The Archbishop of York has responded to the census- that the number of Christians in the UK has fallen-, stating: "Jesus also suffered setbacks over the years and so will Christians."
Most Rt Rev Stephen Cottrell, writing for the Sunday Telegraph said he is still "full of hope" for Christianity and that the faith is not in "terminal decline."
This week Census data showed Christians now account for less than half of England and Wales' population.
Most Rt Rev Cottrell said the public needs to remain optimistic despite the results, he wrote: "These apparently contrasting statistical snapshots inform a more complicated though incomplete story, which is not one of terminal decline for religious faith nor Christianity, but more about how individuals in our ever-changing nation and culture choose to express their identity.
"This is a story on which I and other Christians must reflect carefully and humbly [Jesus’] story is not a tale of linear success, but about how that light shines through the difficult realities of our lives and finally overcomes all darkness."

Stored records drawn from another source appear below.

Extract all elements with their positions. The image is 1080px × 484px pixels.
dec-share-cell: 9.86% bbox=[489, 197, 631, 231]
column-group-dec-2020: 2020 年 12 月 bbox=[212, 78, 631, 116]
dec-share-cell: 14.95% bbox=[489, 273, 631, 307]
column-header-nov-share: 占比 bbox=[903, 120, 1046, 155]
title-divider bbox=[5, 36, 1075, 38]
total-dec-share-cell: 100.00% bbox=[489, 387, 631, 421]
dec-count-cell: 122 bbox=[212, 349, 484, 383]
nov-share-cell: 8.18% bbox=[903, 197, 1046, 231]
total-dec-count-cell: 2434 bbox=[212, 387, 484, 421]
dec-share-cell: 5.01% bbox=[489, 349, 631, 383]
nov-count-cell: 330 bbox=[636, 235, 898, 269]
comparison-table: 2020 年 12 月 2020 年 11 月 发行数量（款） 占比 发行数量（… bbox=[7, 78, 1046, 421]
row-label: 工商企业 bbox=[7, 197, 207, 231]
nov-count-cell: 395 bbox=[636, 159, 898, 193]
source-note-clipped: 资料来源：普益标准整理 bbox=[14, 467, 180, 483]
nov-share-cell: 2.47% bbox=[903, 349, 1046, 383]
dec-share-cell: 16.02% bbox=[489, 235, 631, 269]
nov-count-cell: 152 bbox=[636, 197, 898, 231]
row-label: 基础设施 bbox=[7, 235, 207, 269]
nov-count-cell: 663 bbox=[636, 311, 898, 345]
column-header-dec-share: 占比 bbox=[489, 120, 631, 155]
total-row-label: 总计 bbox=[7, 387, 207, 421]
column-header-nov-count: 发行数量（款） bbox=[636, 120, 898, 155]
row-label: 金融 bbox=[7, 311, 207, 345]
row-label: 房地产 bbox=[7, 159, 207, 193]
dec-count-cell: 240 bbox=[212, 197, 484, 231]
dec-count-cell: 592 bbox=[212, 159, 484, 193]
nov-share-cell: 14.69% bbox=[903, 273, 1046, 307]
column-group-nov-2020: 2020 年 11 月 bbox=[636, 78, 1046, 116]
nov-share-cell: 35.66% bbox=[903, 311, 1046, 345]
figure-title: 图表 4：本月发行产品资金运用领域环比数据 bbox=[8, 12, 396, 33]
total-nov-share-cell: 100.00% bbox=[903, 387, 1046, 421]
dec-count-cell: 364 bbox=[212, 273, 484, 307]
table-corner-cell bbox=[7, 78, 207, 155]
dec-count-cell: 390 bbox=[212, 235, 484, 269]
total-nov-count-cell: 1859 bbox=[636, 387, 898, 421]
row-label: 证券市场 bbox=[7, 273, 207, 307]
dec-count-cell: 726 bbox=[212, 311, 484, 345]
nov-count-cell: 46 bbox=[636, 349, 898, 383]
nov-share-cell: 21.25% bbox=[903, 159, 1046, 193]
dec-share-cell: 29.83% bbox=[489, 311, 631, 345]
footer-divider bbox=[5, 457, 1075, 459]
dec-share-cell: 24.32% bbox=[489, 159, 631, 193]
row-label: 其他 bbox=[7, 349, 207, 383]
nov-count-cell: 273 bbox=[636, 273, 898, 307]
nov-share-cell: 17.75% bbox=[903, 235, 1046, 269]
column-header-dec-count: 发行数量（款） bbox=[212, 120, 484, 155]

From the census results published by the Office for National Statistics (ONS) it shows that roughly 46 per cent of the population, that's 27.5 million people, described themselves as Christian in 2021, however from data in 2011, roughly 59 per cent, 33.3 million people called themselves Christian, marking roughly a 13 percent drop.
Most Rt Rev Cottrell said the data should not present fear in people and that Christianity is not becoming extinct, he said: "Christians should approach this data with humility, attentiveness, and self-reflection.
"Across our nation Christians are offering practical help and spiritual support to anyone in need
"This winter, perhaps more than ever before, food and warmth and companionship are being made available by Christians."